A special watchdog—the CSE Commissioner—was established in 1996 to monitor the legality of CSE’s activities. Over the years, Commissioners have often reported weaknesses in the measures the agency takes to protect Canadian privacy, but only once, last year, has a Commissioner declared CSE in non-compliance with the law.
Whether CSE’s watchdog is an adequate safeguard for the privacy of Canadians is a matter of continuing debate. One thing, however, is clear: As CSE enters its 71st year, the days when its gaze faced exclusively outward are gone for good.
Bill Robinson has done a terrific job providing a historical overview of Canada’s equivalent of the National Security Agency (NSA). His knowledge of the Communications Security Establishment (CSE) is immense.

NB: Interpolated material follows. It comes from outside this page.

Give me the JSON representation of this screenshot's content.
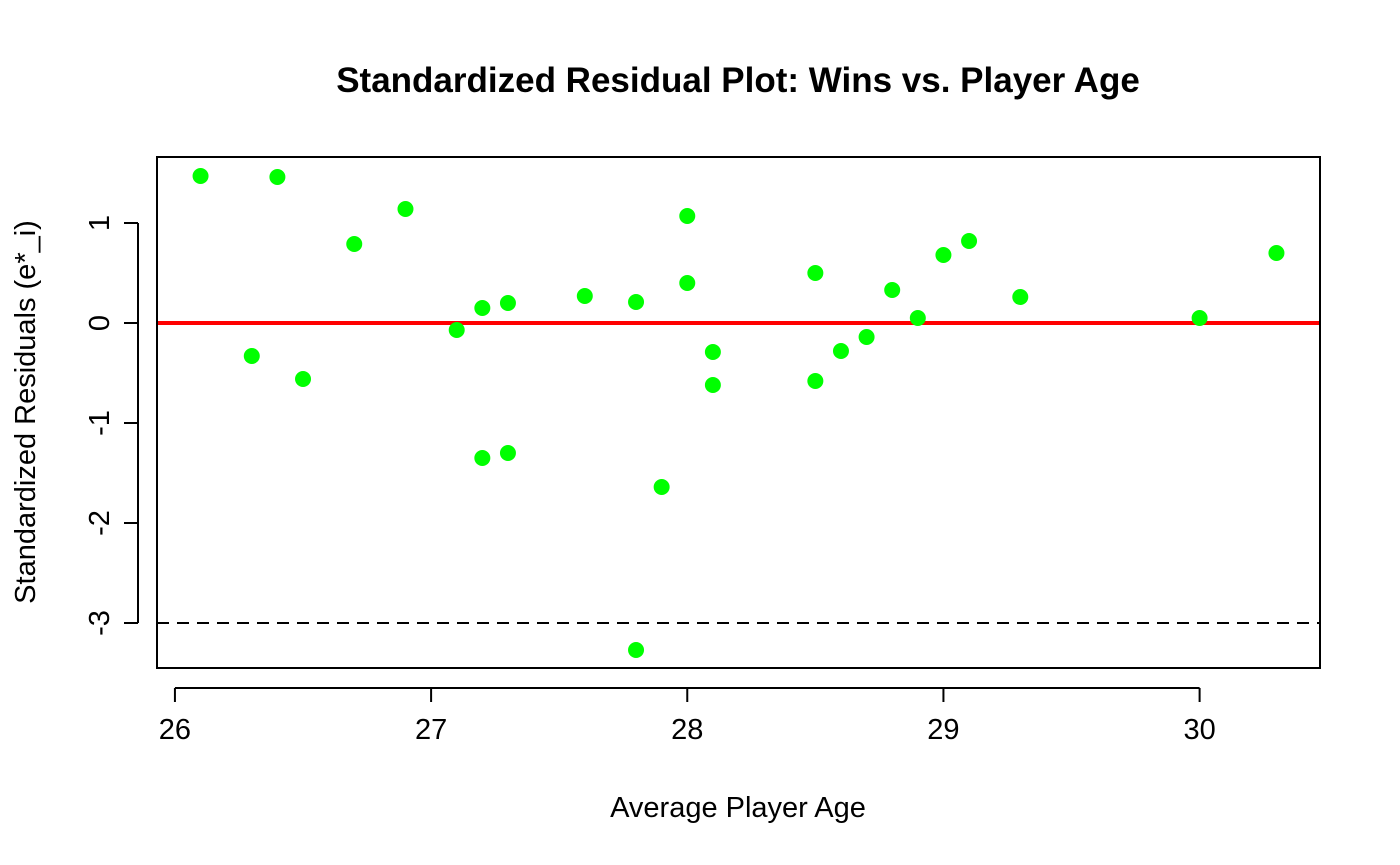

Canadians now live in a country wherein this secretive institution, the CSE, is capable of massively monitoring our domestic as well as foreign communications. And, in fact, a constitutional challenge is before the courts that is intended to restrain CSE’s domestic surveillance. But before that case is decided CSE will analyze, share, and act on our domestic communications infrastructure without genuine public accountability. As an intelligence, as opposed to policing, organization its methods, techniques, and activities are almost entirely hidden from the public and its political representatives, as well as from most of Canada’s legal profession. A democracy can easily wilt when basic freedoms of speech and association are infringed upon and, in the case of CSE, such freedoms might be impacted without the speakers or those engaging with one another online ever realizing that their basic rights were being inhibited. Such possibilities raise existential threats to democratic governance and need to be alleviated as much as possible if our democracy is to be maintained, fostered, and enhanced.
“The Snowden docs demonstrate that CSE is active in identifying vulnerabilities,” Christopher Parsons, a post-doctoral fellow at Citizen Lab, told CBC.
“The fact that CSE identifies vulnerabilities and is not reporting them means users are not receiving patches in order to secure their networks.”
Parsons said this “creates a really dangerous scenario.”
“Canadians need to have a discussion about this. Do we want to live in a world in which we’re protecting our own citizens? Or should the priority of Canadian government organizations [like CSE] be first and foremost hacking foreign systems?”
Canadian politicians, judges, journalists and business leaders use smartphones vulnerable to the flaws now fixed by Apple — and to flaws still unknown. The country’s infrastructure is increasingly networked and vulnerable to sabotage by a foreign intelligence agency.
In such a world, Parsons wondered, does national security mean using security flaws against potential enemies? Or disclosing and fixing them?
“We haven’t had that debate in this country,” he said.
It’s increasingly looking like we are going to have the debate concerning whether the Canadian government should be stockpiling vulnerabiltiies or actively working to close identified vulnerabilties. Let’s hope that the debate tilts in favour of protecting the citizenry instead of leaving it vulnerable to domestic and foreign attackers.